Il suo allontanamento dalla band, di fatto inevitabile, fu un trauma per tutti: oltre a essere un buon musicista, diligente e versatile, Giovanni era un amico vero, un fratello. Il suo carattere tranquillo riusciva a garantire un equilibrio necessario per portare avanti il progetto. Preso atto del suo addio, tutti noi crollammo dal punto di vista mentale, tanto da non riuscire più a ripartire. Nessuno sarebbe stato in grado di rimpiazzarlo, specialmente sotto l’aspetto umano, che era poi una prerogativa decisiva, non trascurabile, per ognuno di noi.
Nonostante alcune registrazioni effettuate in sala prove, soprattutto in quella situata a Torre Maura dove ci si ritrovava spesso per le prove, non esistono altre demo dei Capo da Roha. Quella della foto è la copia originale uscita dal Nowhere Studio di mio cognato, Maurizio Loffredo. Ricordo la sua grande pazienza durante le incisioni di Simone in un freddo pomeriggio d’inverno, e lo ringrazio ancora per il tempo dedicato alla realizzazione di un cd piuttosto utile per far conoscere il progetto a tanti direttori artistici di locali della Capitale e per riuscire a prendere diverse serate (dalla primavera del 2012 all’estate del 2013 si tennero circa quindici concerti in città).
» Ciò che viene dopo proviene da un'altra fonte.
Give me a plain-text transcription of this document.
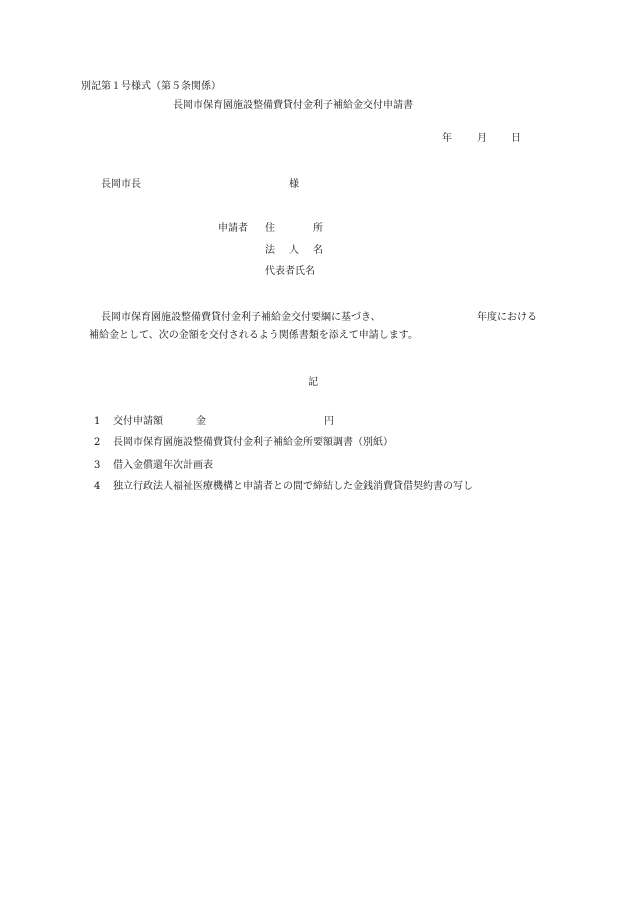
別記第１号様式（第５条関係）
長岡市保育園施設整備費貸付金利子補給金交付申請書
年	月 日
長岡市長	様
申請者 住	所
法 人 名
代表者氏名
長岡市保育園施設整備費貸付金利子補給金交付要綱に基づき、	年度における
補給金として、次の金額を交付されるよう関係書類を添えて申請します。
記
1 交付申請額	金	円
2 長岡市保育園施設整備費貸付金利子補給金所要額調書（別紙）
3 借入金償還年次計画表
4 独立行政法人福祉医療機構と申請者との間で締結した金銭消費貸借契約書の写し
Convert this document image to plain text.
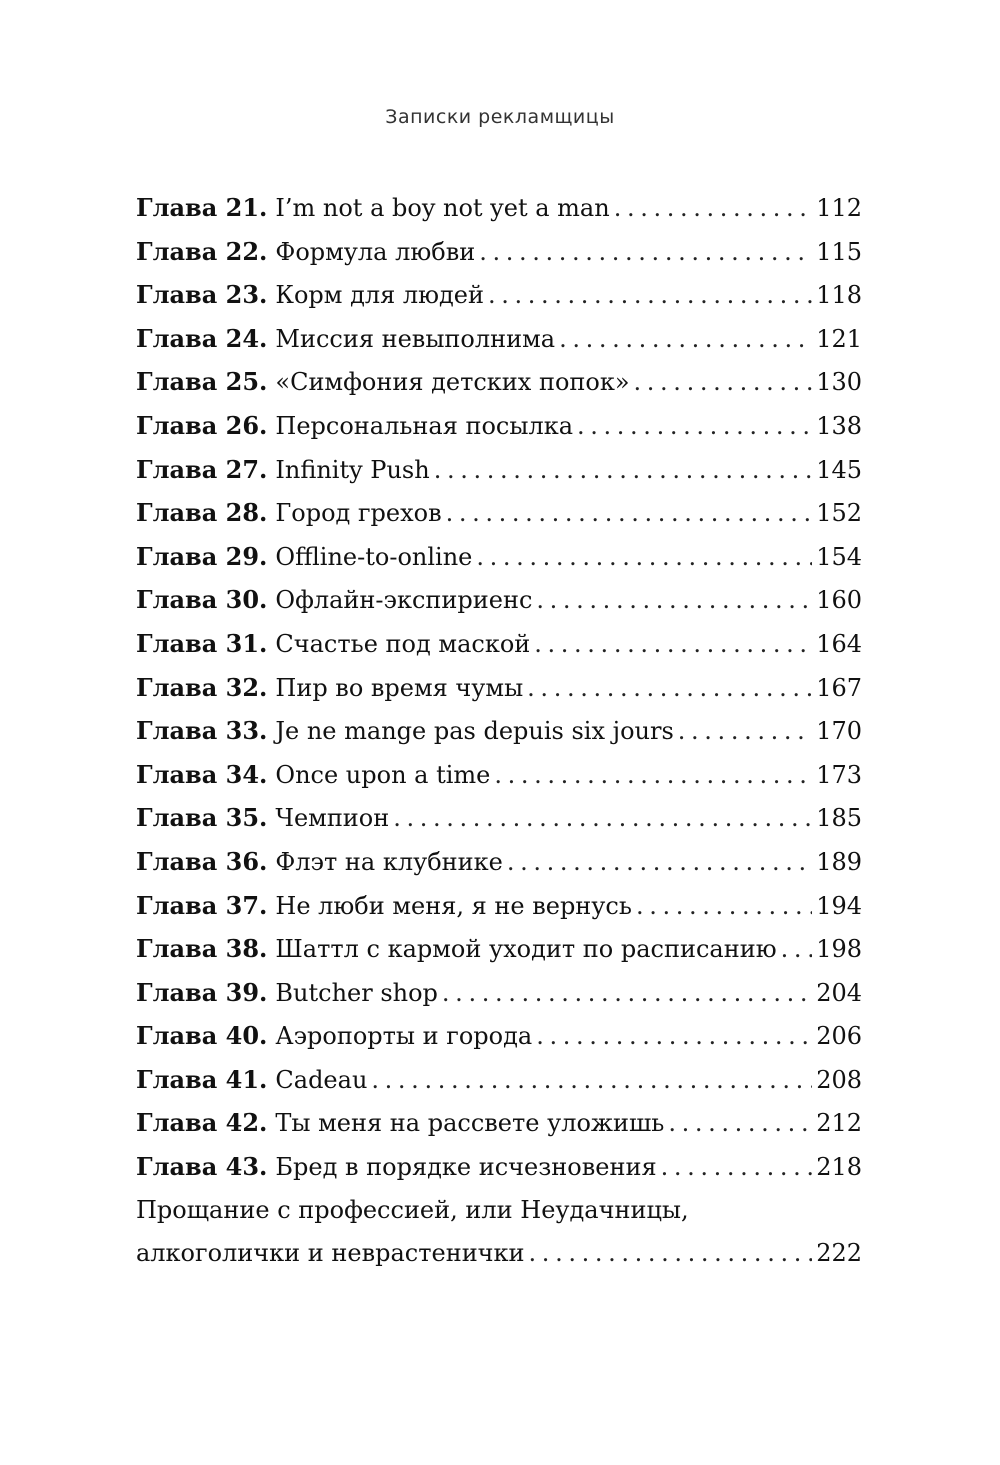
Записки рекламщицы
Глава 21. I’m not a boy not yet a man . . .	112
Глава 22. Формула любви . . .	115
Глава 23. Корм для людей . . .	118
Глава 24. Миссия невыполнима . . .	121
Глава 25. «Симфония детских попок» . . .	130
Глава 26. Персональная посылка . . .	138
Глава 27. Infinity Push . . .	145
Глава 28. Город грехов . . .	152
Глава 29. Offline-to-online . . .	154
Глава 30. Офлайн-экспириенс . . .	160
Глава 31. Счастье под маской . . .	164
Глава 32. Пир во время чумы . . .	167
Глава 33. Je ne mange pas depuis six jours . . .	170
Глава 34. Once upon a time . . .	173
Глава 35. Чемпион . . .	185
Глава 36. Флэт на клубнике . . .	189
Глава 37. Не люби меня, я не вернусь . . .	194
Глава 38. Шаттл с кармой уходит по расписанию . . . 198
Глава 39. Butcher shop . . .	204
Глава 40. Аэропорты и города . . .	206
Глава 41. Cadeau . . .	208
Глава 42. Ты меня на рассвете уложишь . . .	212
Глава 43. Бред в порядке исчезновения . . .	218
Прощание с профессией, или Неудачницы,
алкоголички и неврастенички . . .	222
Mi spiace molto che tutto sia finito da un momento all’altro. Indubbiamente il gruppo avrebbe faticato a farsi largo in un ambiente dove c’è molta competizione e in cui si prediligono stili ruffiani e banali. Eppure, sono dell’idea che incidendo una manciata di album e continuando a suonare in giro, i Capo da Roha avrebbero potuto far parlare tanto e bene di sé.
Conservo ancora i tanti testi scritti per il gruppo. Saranno quasi trenta tra quelli musicati e quelli rimasti soltanto una lunga successione di versi. Al di là di tutto, di come sono andate le cose, ritengo di aver dato il massimo in quel periodo, e ringrazio Simone che, un’estate di più di dieci anni fa, ebbe l’intuizione di farmi buttare giù parole su parole per provare a costruirci delle canzoni.
Non escludo che, in futuro, torni a raccontare altro di quel periodo e di quel lavoro di scrittura. D’altronde collaborare con dei musicisti, in primo luogo amici, fu, nel suo piccolo, un’esperienza assolutamente arricchente. Rifarei davvero tutto, senz’altro.